Before publishing a broker crate:

• [ ] Broker, Subscribe (or a SubscriptionSource), Subscriber, IncomingMessage, and Publisher are implemented.
• [ ] shutdown performs all fallible teardown and never blocks or panics.
• [ ] Ack consumes self; nack honours the requeue flag.
• [ ] The crate owns its Config; fields without a sane default do not get a Default.
• [ ] Capability traits are implemented only where the broker genuinely supports them, and each implemented capability passes its conformance::capabilities suite.
• [ ] A TestClient is shipped under a testing feature, doing core routing only.

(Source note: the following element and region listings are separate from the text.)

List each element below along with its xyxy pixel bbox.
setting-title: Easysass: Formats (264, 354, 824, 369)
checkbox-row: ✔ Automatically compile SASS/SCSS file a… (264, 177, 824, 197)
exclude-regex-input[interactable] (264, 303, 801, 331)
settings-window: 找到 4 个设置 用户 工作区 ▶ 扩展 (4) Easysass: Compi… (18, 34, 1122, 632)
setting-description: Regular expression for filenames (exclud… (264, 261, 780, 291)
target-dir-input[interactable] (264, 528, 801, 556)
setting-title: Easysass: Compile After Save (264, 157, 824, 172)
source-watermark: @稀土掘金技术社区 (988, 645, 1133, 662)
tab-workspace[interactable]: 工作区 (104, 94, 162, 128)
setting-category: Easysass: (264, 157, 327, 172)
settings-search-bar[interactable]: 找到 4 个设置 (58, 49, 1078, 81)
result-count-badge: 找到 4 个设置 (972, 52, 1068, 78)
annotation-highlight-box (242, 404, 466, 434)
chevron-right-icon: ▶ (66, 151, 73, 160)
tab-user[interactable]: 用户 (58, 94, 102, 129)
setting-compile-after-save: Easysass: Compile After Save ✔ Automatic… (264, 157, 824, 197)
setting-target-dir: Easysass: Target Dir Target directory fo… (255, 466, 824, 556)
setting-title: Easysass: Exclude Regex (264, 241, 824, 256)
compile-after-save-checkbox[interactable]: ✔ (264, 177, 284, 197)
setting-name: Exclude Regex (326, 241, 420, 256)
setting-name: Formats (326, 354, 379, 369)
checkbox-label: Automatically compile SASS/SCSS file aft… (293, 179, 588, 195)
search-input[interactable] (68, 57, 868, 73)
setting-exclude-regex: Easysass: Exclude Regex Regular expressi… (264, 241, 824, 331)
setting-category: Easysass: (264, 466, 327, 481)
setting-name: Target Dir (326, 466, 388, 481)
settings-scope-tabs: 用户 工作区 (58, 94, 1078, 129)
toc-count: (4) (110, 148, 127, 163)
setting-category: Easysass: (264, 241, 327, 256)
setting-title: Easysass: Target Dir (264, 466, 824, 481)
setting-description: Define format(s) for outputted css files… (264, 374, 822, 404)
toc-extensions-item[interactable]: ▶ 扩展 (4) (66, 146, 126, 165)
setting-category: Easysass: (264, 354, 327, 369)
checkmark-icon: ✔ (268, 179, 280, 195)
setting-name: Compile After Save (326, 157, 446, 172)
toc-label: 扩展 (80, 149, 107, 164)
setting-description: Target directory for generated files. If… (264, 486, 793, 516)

• [ ] harness::run_suite passes (the routing surface).
• [ ] harness::lifecycle passes against a real server, gated behind an environment variable (the lazy-startup contract: sync new, lazy connect, subscribe, ack, shutdown).
• [ ] An end-to-end suite covers broker-specific semantics, also gated behind that variable.
• [ ] Cargo.toml metadata is complete (description, license, repository, keywords, categories), and CI checks --no-default-features and --all-features.

See Writing a broker for the trait contract.